'This is my life we're talking about,' says Ontario woman whose cancer surgery's been delayed by Omicron
Province putting thousands of 'non-urgent' medical procedures on pause to preserve hospital capacity
Last week, Cassandra Di Maria got an email no cancer patient ever wants to receive.
In it, a member of her surgeon's team informed her that a major surgery she had scheduled for Jan. 19 at Toronto's Mount Sinai hospital was being cancelled because of the COVID-19 pandemic. No replacement date was set.
The email came after the Ontario government announced on Jan. 3 that non-urgent medical procedures would be put on hold for the third time since March 2020, while the province deals with a surge in cases of the highly-infectious Omicron variant.
"It's very frustrating because this is my life we're talking about," said Di Maria, 30. "I just want to be able to have my surgery completed and go into recovery and put this all behind me."
The Vaughan, Ont., resident is one of thousands of patients across the province who have had surgeries or procedures postponed or cancelled in a bid to prevent hospitals from being overwhelmed by record-high numbers of COVID-19 patients and staff shortages.
Now, Di Maria is calling on the government to rethink the decision to cancel cancer surgeries, saying the move is punishing non-COVID-19 patients whose lives are at risk.
"We all deserve to be treated for what we need to be treated for," she said.
Diagnosed with stage four colon cancer in November 2020, Di Maria underwent surgery and began chemotherapy last January. She stopped chemo in October after 17 cycles so her immune system could recover in preparation for another major surgery to remove spots on her liver, abdomen and one of her ovaries.
That surgery, originally supposed to happen in November, had already been postponed twice before it was cancelled last week.
Di Maria is concerned that being off chemotherapy for months has left her vulnerable.
"Having it postponed and cancelled so many times ... I'm worried, obviously, the cancer has gotten the chance to now spread further," she said.
Ontario Health, the agency that oversees the province's health system, said Thursday it couldn't confirm the number of surgeries that had been cancelled so far this year. But when the pause was announced on Jan. 3, Ontario Health CEO Matt Anderson said it would affect between 8,000 and 10,000 procedures a week.
"It was a tough decision, a big cost, but something that is necessary given what we're seeing in the [COVID-19] numbers," Anderson said at the time.
The cancellations of non-urgent procedures in previous waves of the pandemic led to an estimated backlog of 15.9 million surgeries, diagnostic exams, screenings and other medical procedures, the Ontario Medical Association said in June 2021.
Ontario Health and the Ontario Hospital Association both declined requests for an interview.
'It breaks my heart'
Dr.

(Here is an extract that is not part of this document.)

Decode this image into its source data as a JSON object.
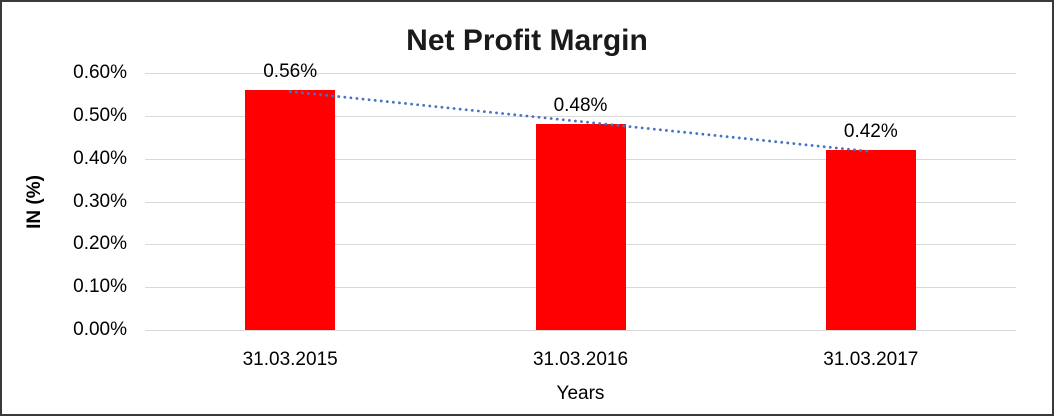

Fayez Quereshy, clinical vice-president and a surgical oncologist at Toronto's University Health Network (UHN), said hospitals are facing "unprecedented" staffing shortages as health-care workers and support staff get sick with COVID-19 or have to self-isolate.
While Di Maria's surgery was scheduled at a different hospital network, Quereshy said he had to call a cancer patient of his own on Tuesday to tell them that their procedure was being delayed.

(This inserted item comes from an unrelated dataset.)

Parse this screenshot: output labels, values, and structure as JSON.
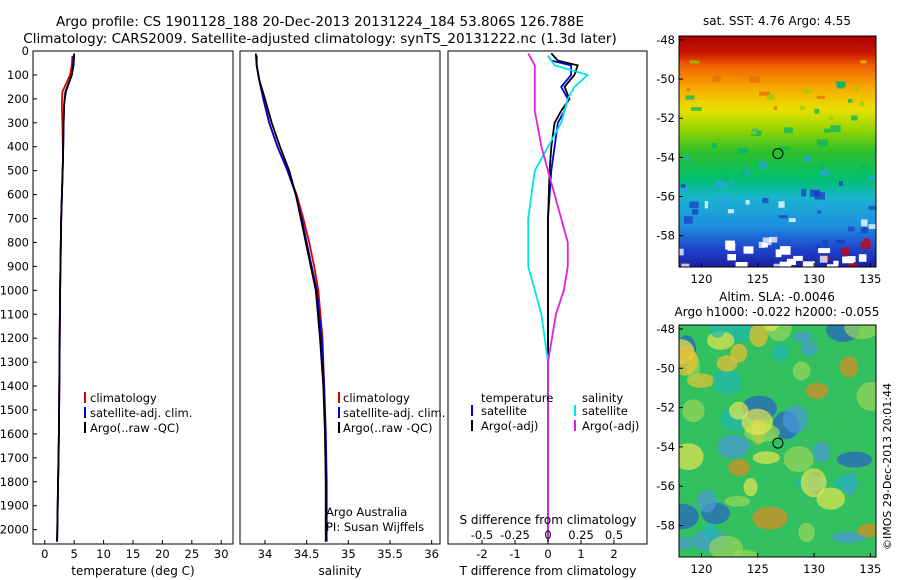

"It breaks my heart to hear that story because, obviously, we want to put our patients at the front and centre," Quereshy said. "Unfortunately, we're making these calls far too often."
Quereshy said UHN is making it a priority to treat the patients experiencing symptoms that require urgent attention. Procedures that can be safely deferred or delayed are being rescheduled, he said, to create capacity amid surging demand for health care.
"The spike that we're seeing — almost all of a sudden and with very little notice — is unlike anything that we've seen before," Quereshy said.
On Wednesday, the province announced it would deploy internationally trained nurses to hospitals and some long-term care homes strained by staffing shortages.
Meanwhile, Di Maria still doesn't know when it will be her turn.
"I'm just waiting for a confirmed surgery date, or a confirmed 'No, it's not even going to happen,' so I can get back on chemo. Something," she said.